Understand current text‑only streaming and the preview for sequence‑of‑objects (~4 minutes). Requires Python 3.10+ and pip install alloy-ai.


Current (stable)

  • Text‑only streaming.
  • Commands that use tools or non‑string outputs do not stream via Alloy.

APIs

from alloy import ask, command

@command
def brainstorm(topic: str) -> str:
    return f"Write a short riff about: {topic}"

for chunk in ask.stream("Write a one-liner about cats"):
    print(chunk, end="")

for chunk in brainstorm.stream("Alloy examples"):
    print(chunk, end="")

Provider guidance: consult the Providers matrix for which models support text streaming.


Preview (vNext)

Sequence streaming of typed objects

Design principle: no token/delta event model. When a command returns a sequence (e.g., list[T]), Alloy yields whole, validated objects of type T as soon as they are complete.

from dataclasses import dataclass
from alloy import command

@dataclass
class Person:
    name: str
    email: str

@command(output=list[Person], tools=[...])
def find_people(query: str) -> list[Person]: ...

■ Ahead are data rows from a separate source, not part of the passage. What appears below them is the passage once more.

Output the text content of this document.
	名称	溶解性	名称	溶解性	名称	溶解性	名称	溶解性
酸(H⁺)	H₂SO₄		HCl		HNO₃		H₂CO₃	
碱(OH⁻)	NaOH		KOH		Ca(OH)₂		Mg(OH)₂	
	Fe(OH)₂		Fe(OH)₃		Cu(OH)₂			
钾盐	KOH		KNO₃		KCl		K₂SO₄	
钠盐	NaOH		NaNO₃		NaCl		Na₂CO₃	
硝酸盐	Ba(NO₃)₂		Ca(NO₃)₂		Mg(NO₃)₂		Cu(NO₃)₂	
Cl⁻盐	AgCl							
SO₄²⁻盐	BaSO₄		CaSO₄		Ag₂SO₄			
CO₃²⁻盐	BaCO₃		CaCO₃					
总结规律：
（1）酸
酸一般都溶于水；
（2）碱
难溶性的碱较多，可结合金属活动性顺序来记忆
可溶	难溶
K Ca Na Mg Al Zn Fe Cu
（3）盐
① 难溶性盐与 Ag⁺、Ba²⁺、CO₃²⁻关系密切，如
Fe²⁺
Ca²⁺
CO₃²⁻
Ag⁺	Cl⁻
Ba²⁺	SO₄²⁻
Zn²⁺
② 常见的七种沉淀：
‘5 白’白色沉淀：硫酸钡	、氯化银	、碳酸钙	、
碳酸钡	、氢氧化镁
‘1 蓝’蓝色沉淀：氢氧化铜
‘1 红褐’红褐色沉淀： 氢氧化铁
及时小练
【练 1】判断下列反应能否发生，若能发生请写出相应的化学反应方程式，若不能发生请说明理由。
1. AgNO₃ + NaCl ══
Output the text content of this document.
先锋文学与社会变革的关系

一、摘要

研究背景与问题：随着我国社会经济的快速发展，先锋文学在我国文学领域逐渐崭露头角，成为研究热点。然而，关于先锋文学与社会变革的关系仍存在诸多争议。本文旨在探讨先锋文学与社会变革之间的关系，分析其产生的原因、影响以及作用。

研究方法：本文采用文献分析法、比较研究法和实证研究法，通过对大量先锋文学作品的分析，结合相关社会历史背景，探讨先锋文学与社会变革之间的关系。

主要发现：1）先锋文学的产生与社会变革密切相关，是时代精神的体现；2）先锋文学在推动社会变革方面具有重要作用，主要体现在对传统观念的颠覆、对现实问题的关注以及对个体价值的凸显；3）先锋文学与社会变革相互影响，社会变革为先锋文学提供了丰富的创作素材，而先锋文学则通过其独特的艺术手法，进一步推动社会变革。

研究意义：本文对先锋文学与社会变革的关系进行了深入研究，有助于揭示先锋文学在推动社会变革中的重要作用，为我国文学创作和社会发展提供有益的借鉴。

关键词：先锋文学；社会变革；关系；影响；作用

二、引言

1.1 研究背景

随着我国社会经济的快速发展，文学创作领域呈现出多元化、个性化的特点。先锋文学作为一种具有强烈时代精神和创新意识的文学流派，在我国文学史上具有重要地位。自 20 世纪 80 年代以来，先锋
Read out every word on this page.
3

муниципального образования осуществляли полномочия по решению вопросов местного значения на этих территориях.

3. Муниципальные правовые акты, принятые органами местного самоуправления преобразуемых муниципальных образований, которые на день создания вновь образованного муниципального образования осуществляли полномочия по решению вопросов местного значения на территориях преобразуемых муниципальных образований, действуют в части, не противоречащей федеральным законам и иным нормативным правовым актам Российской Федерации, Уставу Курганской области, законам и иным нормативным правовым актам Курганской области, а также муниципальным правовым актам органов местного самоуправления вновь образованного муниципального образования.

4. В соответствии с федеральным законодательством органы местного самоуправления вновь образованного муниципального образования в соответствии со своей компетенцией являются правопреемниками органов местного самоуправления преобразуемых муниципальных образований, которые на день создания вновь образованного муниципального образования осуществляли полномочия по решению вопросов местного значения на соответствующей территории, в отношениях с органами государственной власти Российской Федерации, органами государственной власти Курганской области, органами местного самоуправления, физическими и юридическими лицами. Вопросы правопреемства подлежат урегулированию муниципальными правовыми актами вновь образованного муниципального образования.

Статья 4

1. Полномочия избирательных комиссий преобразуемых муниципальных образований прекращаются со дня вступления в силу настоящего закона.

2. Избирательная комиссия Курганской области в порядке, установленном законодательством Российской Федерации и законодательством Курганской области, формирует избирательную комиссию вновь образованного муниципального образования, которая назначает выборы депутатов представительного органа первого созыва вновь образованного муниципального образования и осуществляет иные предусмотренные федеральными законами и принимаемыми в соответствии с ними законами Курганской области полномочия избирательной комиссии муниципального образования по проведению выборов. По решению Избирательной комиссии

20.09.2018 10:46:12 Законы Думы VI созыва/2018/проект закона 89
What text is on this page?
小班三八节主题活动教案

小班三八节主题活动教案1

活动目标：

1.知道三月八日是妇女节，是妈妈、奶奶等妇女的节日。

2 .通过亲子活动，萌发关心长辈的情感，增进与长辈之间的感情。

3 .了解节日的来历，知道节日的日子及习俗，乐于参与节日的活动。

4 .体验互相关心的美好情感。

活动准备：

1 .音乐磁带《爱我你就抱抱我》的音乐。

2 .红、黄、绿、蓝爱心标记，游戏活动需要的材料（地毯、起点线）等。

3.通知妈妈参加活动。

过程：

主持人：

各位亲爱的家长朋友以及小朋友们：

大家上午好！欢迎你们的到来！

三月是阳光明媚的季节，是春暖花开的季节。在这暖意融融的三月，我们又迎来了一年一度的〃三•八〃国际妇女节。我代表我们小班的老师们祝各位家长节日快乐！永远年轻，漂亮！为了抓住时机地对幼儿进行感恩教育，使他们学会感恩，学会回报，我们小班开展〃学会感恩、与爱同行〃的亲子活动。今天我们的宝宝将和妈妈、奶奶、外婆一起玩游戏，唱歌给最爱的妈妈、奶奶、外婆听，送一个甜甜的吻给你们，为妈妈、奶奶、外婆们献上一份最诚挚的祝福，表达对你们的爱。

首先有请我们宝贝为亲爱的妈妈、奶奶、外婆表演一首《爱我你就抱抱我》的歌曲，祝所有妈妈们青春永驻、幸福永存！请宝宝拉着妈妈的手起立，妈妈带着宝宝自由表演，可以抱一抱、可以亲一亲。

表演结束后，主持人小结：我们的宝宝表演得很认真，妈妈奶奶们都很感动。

for person in find_people.stream("kaggle meetup in LA"):
    print(person)

# Async variant
async for person in find_people.astream("kaggle meetup in LA"):
    print(person)

Semantics - Supported outputs: Sequence[T] where T is a dataclass or TypedDict (strict mode applies). - Yield contract: each item is a fully formed, schema‑validated T. No partial/delta objects. - Ordering: preserves the model’s natural order. - Tools: tool calls run inside the loop as usual; streaming pauses/resumes as needed. - Errors: by default, validation errors raise and stop iteration.

Provider mapping: OpenAI/Anthropic/Gemini via streamed JSON array assembly; Ollama may fall back to non‑streaming for structured outputs.

Status: behind feature flag (ALLOY_EXPERIMENTAL_STREAMING=1). See Providers for support.